IFLR Quotes Ezra Zahabi on Systematic Internalizers Preferences for Buyside Firms
Ezra Zahabi, counsel in Akin Gump’s financial regulatory practice, has been quoted in the International Financial Law Review article “Mifid II: buyside weighs SI preference with best execution.” The article reports that buyside firms are considering whether they can deal exclusively with systematic internalizers (SIs) for off-venue trading, while honoring their best execution obligations under the new Markets in Financial Instruments Directive (Mifid) II.
The new directive, as the article notes, introduces many new types of trading firms to SIs. When executing an off-venue trade, it says that if a buyside firm chooses to execute with an SI, the trade reporting obligation falls to the SI, not the buyside firm. The new SI regime does not take effect until September, but many banks and brokers are opting in early to provide that reporting service to their clients.

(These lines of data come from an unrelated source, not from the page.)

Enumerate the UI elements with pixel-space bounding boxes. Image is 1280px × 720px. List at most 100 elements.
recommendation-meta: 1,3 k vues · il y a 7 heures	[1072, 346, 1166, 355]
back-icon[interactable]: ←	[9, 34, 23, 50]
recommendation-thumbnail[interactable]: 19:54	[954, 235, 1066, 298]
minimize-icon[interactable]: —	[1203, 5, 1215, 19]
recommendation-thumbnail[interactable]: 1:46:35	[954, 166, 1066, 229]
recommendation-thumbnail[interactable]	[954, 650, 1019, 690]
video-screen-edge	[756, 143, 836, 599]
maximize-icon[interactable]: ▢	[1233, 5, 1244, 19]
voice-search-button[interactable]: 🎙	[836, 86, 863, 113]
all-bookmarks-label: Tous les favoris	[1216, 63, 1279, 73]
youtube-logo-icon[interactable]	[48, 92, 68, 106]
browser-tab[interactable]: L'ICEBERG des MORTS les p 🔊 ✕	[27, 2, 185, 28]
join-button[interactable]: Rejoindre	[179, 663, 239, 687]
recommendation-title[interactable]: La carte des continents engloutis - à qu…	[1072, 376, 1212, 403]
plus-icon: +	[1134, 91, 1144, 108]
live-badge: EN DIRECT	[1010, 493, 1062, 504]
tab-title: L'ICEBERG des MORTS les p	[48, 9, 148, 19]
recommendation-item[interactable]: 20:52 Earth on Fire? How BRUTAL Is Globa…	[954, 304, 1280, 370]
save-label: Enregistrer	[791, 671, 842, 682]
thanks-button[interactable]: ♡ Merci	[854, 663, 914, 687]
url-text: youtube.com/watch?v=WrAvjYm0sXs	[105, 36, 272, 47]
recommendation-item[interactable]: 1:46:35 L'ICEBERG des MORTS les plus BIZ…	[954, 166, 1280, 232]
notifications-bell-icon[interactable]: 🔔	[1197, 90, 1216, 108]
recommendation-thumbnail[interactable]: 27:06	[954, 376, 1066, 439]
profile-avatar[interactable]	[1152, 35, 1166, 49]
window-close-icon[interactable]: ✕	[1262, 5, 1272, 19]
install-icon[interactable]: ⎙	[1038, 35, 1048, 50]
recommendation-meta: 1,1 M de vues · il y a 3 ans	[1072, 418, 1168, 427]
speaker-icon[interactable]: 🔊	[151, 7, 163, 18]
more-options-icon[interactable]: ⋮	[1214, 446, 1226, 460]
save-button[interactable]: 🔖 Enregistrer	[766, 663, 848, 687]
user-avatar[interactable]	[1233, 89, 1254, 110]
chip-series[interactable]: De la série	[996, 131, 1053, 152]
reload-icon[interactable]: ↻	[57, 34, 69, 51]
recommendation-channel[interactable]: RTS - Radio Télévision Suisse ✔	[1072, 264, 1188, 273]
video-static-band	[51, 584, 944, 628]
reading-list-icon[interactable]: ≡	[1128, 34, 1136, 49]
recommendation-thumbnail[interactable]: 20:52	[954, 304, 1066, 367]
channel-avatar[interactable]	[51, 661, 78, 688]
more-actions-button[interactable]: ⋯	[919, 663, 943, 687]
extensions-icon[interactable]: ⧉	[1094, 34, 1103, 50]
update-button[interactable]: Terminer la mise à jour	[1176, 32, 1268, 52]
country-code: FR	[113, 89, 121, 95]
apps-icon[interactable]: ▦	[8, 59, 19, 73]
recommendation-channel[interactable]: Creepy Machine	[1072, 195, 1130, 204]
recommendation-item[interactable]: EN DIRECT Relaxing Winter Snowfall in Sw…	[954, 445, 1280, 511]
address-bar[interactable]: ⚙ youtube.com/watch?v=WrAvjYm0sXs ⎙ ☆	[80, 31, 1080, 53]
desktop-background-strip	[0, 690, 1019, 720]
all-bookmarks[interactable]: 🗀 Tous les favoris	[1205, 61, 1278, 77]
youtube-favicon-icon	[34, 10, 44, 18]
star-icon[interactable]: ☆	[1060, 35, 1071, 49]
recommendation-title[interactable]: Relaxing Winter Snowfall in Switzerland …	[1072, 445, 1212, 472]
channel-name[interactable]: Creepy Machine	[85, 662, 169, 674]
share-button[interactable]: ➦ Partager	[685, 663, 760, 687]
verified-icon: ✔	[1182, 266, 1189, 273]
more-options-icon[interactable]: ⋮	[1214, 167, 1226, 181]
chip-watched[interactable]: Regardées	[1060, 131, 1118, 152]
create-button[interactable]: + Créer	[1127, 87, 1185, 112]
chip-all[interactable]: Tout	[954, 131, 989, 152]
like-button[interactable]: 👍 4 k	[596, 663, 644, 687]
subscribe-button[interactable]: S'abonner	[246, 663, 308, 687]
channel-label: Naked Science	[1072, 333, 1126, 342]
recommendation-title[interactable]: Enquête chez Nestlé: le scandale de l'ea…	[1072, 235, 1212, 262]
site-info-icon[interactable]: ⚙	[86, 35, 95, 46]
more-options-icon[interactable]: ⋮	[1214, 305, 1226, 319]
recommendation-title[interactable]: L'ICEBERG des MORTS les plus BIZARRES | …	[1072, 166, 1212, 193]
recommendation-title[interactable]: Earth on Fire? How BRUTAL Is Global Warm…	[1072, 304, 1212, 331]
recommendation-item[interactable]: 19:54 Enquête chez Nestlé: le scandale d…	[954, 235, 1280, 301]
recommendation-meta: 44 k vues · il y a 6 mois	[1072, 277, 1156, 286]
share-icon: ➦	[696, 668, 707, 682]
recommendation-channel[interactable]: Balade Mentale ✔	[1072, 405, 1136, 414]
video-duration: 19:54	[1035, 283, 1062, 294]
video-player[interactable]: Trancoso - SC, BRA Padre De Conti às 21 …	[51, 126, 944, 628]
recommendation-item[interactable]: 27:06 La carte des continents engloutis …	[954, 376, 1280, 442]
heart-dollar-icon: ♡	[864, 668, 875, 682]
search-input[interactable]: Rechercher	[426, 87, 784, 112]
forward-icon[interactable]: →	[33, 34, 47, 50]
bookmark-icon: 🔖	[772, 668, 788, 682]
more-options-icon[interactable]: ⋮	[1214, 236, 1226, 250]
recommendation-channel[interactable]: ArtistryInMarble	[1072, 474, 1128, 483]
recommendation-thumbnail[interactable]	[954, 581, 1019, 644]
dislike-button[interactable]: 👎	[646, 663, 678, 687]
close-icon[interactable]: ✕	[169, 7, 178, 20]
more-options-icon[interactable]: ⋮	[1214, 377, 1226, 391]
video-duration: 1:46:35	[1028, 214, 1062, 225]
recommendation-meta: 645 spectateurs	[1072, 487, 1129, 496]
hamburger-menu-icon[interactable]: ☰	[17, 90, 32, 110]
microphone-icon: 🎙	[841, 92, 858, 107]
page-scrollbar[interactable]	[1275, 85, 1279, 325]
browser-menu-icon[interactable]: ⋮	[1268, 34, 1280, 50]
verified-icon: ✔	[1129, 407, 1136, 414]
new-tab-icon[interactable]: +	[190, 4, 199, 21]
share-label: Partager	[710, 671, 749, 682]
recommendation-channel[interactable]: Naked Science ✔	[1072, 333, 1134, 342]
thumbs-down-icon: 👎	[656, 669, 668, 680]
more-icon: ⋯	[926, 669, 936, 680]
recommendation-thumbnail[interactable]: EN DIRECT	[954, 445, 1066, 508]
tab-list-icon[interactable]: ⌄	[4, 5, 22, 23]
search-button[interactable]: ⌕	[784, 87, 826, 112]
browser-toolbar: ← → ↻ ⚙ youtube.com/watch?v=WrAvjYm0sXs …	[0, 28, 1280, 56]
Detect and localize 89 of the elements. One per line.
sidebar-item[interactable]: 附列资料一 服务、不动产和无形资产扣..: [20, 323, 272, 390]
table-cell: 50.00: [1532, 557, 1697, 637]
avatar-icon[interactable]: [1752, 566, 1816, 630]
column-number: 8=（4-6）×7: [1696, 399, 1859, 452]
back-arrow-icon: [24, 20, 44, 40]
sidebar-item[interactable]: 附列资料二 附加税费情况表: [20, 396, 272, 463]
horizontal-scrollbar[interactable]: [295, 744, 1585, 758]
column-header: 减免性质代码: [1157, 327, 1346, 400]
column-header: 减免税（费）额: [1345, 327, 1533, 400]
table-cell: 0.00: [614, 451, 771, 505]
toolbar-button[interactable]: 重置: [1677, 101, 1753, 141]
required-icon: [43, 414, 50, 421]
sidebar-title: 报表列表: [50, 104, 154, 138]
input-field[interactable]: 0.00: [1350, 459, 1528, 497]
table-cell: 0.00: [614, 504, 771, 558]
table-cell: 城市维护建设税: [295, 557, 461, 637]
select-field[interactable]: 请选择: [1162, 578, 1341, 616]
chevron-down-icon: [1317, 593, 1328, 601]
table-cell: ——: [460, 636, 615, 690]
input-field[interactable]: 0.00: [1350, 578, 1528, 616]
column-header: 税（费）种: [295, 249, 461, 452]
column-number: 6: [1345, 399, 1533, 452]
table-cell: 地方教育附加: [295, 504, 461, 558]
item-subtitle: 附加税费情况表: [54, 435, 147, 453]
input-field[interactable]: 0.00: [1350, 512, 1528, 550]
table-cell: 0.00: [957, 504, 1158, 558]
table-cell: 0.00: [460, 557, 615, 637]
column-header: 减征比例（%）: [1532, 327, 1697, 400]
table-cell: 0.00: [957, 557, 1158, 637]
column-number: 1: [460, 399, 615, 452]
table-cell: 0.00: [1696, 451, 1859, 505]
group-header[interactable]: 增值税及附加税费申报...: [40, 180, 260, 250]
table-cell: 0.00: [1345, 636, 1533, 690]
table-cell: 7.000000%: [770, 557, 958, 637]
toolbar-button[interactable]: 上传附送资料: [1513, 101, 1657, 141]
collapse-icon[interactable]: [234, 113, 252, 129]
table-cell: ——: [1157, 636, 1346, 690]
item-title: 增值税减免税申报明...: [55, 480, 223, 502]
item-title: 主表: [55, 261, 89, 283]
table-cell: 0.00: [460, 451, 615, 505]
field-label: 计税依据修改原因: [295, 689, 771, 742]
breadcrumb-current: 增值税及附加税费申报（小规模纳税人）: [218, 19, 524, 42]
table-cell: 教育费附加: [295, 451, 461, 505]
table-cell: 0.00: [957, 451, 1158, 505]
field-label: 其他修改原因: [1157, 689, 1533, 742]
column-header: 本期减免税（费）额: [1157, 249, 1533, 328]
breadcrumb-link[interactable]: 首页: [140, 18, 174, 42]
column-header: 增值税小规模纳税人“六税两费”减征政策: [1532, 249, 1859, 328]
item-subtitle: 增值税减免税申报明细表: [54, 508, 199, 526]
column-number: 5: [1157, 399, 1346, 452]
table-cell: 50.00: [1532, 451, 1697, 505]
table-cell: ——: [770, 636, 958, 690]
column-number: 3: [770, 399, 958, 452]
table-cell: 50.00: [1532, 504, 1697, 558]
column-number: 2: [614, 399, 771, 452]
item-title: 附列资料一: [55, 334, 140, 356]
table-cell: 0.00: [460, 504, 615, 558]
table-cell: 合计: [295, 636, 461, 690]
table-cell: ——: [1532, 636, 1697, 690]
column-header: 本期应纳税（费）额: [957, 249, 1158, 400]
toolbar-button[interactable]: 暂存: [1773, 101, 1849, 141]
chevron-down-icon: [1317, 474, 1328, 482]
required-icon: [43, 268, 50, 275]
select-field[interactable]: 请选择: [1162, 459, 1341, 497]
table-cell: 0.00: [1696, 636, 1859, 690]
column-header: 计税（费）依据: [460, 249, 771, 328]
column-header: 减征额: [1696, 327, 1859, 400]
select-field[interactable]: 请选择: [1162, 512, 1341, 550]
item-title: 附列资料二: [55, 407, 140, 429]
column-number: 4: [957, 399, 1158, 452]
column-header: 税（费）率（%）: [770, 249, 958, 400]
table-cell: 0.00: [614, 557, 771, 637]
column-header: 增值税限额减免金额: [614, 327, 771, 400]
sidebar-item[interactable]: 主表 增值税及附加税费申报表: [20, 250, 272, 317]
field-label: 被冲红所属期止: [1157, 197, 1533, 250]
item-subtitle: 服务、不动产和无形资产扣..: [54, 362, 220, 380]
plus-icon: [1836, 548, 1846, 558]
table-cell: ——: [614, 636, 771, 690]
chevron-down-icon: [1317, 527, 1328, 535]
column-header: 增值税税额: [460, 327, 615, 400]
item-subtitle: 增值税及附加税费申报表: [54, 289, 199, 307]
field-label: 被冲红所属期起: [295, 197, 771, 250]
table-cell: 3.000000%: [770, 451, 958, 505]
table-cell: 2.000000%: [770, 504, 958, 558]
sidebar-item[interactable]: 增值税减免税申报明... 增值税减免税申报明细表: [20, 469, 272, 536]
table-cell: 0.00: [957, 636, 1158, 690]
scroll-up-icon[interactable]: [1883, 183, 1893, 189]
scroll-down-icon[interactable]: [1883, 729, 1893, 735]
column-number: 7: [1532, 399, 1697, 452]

While a Mifid firm has to consider the specified execution factors, including price, speed of execution and liquidity, when determining best execution, Zahabi said, “it cannot take into consideration whether a counterparty will undertake transaction reporting for it. In the absence of a material price difference, it would probably be quite difficult to challenge a best execution decision, but firms’ policies and practices should be clear on the proper basis of assessing best execution.”